Robertson drew the line in the sand, and other panelists jumped at the opportunity to attack.

"With all due respect, you have been in the business for 18 months and you have learned to make a lot of money in those 18 months," said Charles Sanders, counsel to the Harry Fox Agency, the National Music Publishers' Association licensing subsidiary. "I hope we are not using [a revamping of the system] as a code word for 'diminishing royalty.'"

Sanders said that most people have a false impression that Internet music sites are run by enthusiasts and college students as hobbies. "The concern cannot be that some college student be given the right to rip off songwriters and recording artists because that is a God-given right of college students."

Marc Morgenstern, who is a senior vice president of strategic planning and new media for ASCAP, a membership organization that collects royalties and fees on the behalf of publishers, artists, and songwriters, also said that Robertson's argument was deceptive.

"[The system] is not an onerous thing," said Morgenstern, noting that the ASCAP Web site has interactive calculators and forms to quickly get licenses.

Still, even some artists believe that the system can be improved so that they can continue receiving royalties and have the option to explore new distribution channels.

"Just because a system is not onerous and just because of the good intentions of ASCAP to protect [artists and songwriters] doesn't mean your system is a good system," said Thomas Dolby, a recording artist on the panel, a member of ASCAP, and cofounder of music technology firm Beatnik. "To try to put a square peg into a round hole and to say that the same system will apply to the Net is just unreasonable."

Dolby also noted that piracy always has existed, ever since the reel-to-reel recorder became available.

"To me the issue is not piracy [but] one of control," he said.

In December, the Recording Industry Association of America announced the formation of the Secure Digital Music Initiative (SDMI), a consortium of record company and technology executives that is looking to develop specifications for secure music downloading that ostensibly could be part of any download technology.

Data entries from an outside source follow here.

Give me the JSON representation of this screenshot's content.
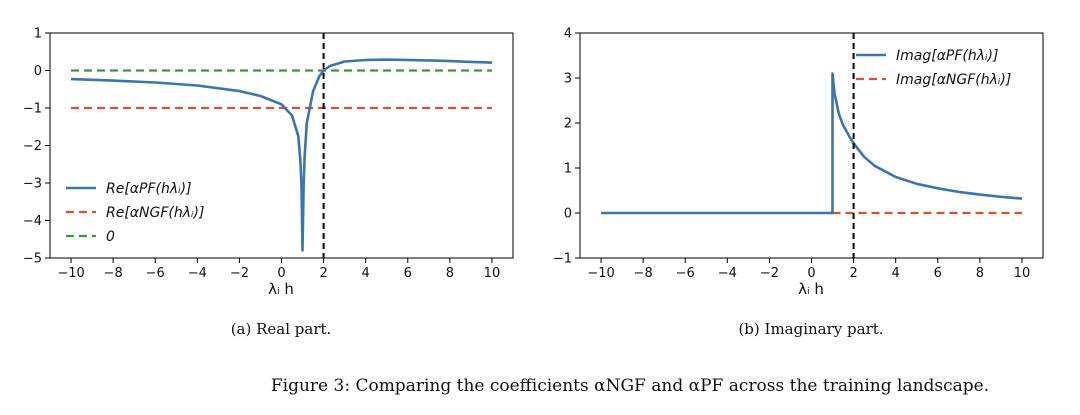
{
  "chart_data": [
    {
      "type": "line",
      "caption": "(a) Real part.",
      "xlabel": "λᵢ h",
      "ylabel": "",
      "xlim": [
        -11,
        11
      ],
      "ylim": [
        -5,
        1
      ],
      "xticks": [
        -10,
        -8,
        -6,
        -4,
        -2,
        0,
        2,
        4,
        6,
        8,
        10
      ],
      "yticks": [
        -5,
        -4,
        -3,
        -2,
        -1,
        0,
        1
      ],
      "xtick_labels": [
        "−10",
        "−8",
        "−6",
        "−4",
        "−2",
        "0",
        "2",
        "4",
        "6",
        "8",
        "10"
      ],
      "ytick_labels": [
        "−5",
        "−4",
        "−3",
        "−2",
        "−1",
        "0",
        "1"
      ],
      "vline": 2,
      "legend_position": "lower-left",
      "series": [
        {
          "name": "Re[αPF(hλᵢ)]",
          "color": "#3b75af",
          "style": "solid",
          "x": [
            -10,
            -8,
            -6,
            -4,
            -2,
            -1,
            0,
            0.5,
            0.8,
            0.9,
            0.95,
            1.0,
            1.05,
            1.1,
            1.2,
            1.5,
            1.8,
            2.0,
            2.3,
            3,
            4,
            5,
            6,
            7,
            8,
            9,
            10
          ],
          "y": [
            -0.23,
            -0.27,
            -0.32,
            -0.4,
            -0.55,
            -0.68,
            -0.9,
            -1.2,
            -1.75,
            -2.4,
            -3.1,
            -4.8,
            -3.1,
            -2.3,
            -1.4,
            -0.55,
            -0.15,
            0.0,
            0.12,
            0.24,
            0.28,
            0.29,
            0.28,
            0.27,
            0.25,
            0.23,
            0.21
          ]
        },
        {
          "name": "Re[αNGF(hλᵢ)]",
          "color": "#e34a33",
          "style": "dashed",
          "x": [
            -10,
            10
          ],
          "y": [
            -1,
            -1
          ]
        },
        {
          "name": "0",
          "color": "#3a9a3a",
          "style": "dashed",
          "x": [
            -10,
            10
          ],
          "y": [
            0,
            0
          ]
        }
      ]
    },
    {
      "type": "line",
      "caption": "(b) Imaginary part.",
      "xlabel": "λᵢ h",
      "ylabel": "",
      "xlim": [
        -11,
        11
      ],
      "ylim": [
        -1,
        4
      ],
      "xticks": [
        -10,
        -8,
        -6,
        -4,
        -2,
        0,
        2,
        4,
        6,
        8,
        10
      ],
      "yticks": [
        -1,
        0,
        1,
        2,
        3,
        4
      ],
      "xtick_labels": [
        "−10",
        "−8",
        "−6",
        "−4",
        "−2",
        "0",
        "2",
        "4",
        "6",
        "8",
        "10"
      ],
      "ytick_labels": [
        "−1",
        "0",
        "1",
        "2",
        "3",
        "4"
      ],
      "vline": 2,
      "legend_position": "top-right",
      "series": [
        {
          "name": "Imag[αPF(hλᵢ)]",
          "color": "#3b75af",
          "style": "solid",
          "x": [
            -10,
            1.0,
            1.0,
            1.1,
            1.3,
            1.5,
            1.8,
            2.0,
            2.5,
            3,
            4,
            5,
            6,
            7,
            8,
            9,
            10
          ],
          "y": [
            0,
            0,
            3.1,
            2.65,
            2.2,
            1.95,
            1.7,
            1.55,
            1.25,
            1.05,
            0.8,
            0.65,
            0.55,
            0.47,
            0.41,
            0.36,
            0.32
          ]
        },
        {
          "name": "Imag[αNGF(hλᵢ)]",
          "color": "#e34a33",
          "style": "dashed",
          "x": [
            1.0,
            10
          ],
          "y": [
            0,
            0
          ]
        }
      ]
    }
  ],
  "figure_caption": "Figure 3: Comparing the coefficients αNGF and αPF across the training landscape."
}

"[SDMI] is a bold and courageous stroke by the music industry," said Dolby. "But it can also be viewed as the only thing that is going to save their [interests] from people like ['s Robertson]."

SDMI is supported by many of the major players in the recording industry, including Bertelsmann's BMG Entertainment, EMI Recorded Music, Sony Music Entertainment, Seagram's Universal Music Group, and Time Warner's Warner Bros. and Warner Music Group.

Several major and independent record labels, as well as consumer electronics and technology firms, support the initiative, including America Online, AT&T, IBM, Intel, Lucent, Sony, and Toshiba.

The RIAA consortium has said that it is trying to balance technological advances while addressing the issue of artistic control and copyright law.

"SDMI is designed to provide the framework so that whatever the rules of transaction between the buyer and seller are, they can be respected by" devices and any other channels of delivering music, said Steven Marks, vice president and deputy general counsel for the RIAA, who also was a panelist.

Critics, however, note that representatives of the MP3 community and artists are not included in the consortium.

"I don't think anyone from the MP3 community is saying?that people should not be compensated for their work,'" said Robertson. "The question is how we do this in the digital age."